The volunteers were reluctant to go even with Mart's assurances that he'd call them if it was decided a search was in order for the following day. There was a great deal of grumbling and growling from the group, and Matt was careful to make sure that they did indeed disperse and go their separate ways before he and most of his officers also left the mall.

The officers scattered, some to return to the office but most to begin patrolling. Matt's mercifully brief trip out to the Ramsay place had dashed his faint hopes that the girl had somehow gotten herself safely home; he had left a couple of his people gathering the names and numbers of Deanna's friends from her stricken parents so that every possible avenue of information could be followed.

He didn't expect it to help.

Deanna Ramsay had been abducted by a monster smart enough not to leave a trail, and the next they knew of him would undoubtedly be when her body was found.

Her raped and tortured body, if Cassie was right.

Her demonstration that day had very definitely given him pause. Even a skeptic would have been forced to say that she had been in the grip of something extraordinary, and he doubted he would ever forget that horrifying emptiness he had seen in her unseeing eyes.

He wondered if Ben had any idea what he was getting himself into.

The station was quiet with so many of his deputies out questioning Deanna's friends and looking for some hint of where her abductor had taken her, and Matt welcomed the relative silence. He needed to think.

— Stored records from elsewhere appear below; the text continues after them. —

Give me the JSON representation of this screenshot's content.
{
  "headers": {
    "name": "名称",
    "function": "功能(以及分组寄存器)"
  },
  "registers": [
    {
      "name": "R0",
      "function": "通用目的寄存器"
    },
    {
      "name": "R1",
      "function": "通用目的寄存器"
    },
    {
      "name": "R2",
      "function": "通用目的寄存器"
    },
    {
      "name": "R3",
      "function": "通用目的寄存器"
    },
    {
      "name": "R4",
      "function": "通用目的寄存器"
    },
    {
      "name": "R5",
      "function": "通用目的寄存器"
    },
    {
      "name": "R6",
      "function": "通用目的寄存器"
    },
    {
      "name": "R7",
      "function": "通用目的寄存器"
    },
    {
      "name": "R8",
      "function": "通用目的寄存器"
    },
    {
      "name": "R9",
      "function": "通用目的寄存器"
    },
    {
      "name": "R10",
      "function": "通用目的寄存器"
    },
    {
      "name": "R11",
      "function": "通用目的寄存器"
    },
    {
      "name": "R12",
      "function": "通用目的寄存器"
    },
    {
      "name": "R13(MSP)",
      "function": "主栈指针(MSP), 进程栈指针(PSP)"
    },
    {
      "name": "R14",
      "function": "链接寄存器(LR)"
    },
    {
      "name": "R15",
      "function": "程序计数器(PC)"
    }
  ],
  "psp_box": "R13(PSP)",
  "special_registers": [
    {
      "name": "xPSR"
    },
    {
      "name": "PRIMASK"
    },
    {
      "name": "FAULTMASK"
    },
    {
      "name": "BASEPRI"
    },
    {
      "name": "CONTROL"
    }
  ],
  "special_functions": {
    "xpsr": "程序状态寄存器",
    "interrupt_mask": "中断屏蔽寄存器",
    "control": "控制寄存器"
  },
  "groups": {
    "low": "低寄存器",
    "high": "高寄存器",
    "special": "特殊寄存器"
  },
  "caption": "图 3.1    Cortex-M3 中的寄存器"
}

He went into his office and closed the door. He called Abby first to make sure she had arrived home safely and that she was securely locked inside, and told her that if he could get to her place tonight, it would be before midnight; if he wasn't there by then, he wouldn't be coming tonight.

As always, Abby understood.

Matt spent the next hour and more at his desk going over every note and report concerning the three murders. He looked at photographs, studied the coins and the knives found at the scene, read every last detail of the autopsies.

When he finished, he was no closer to knowing who had killed the three women and, apparently, abducted Deanna Ramsay.

A knock at his door interrupted his brooding, for which he was grateful, and he looked up to find one of his deputies, Sharon Watkins, looking at him questioningly.

"What is it, Sharon? Any news?"

"Not about the Ramsay girl, no," she replied.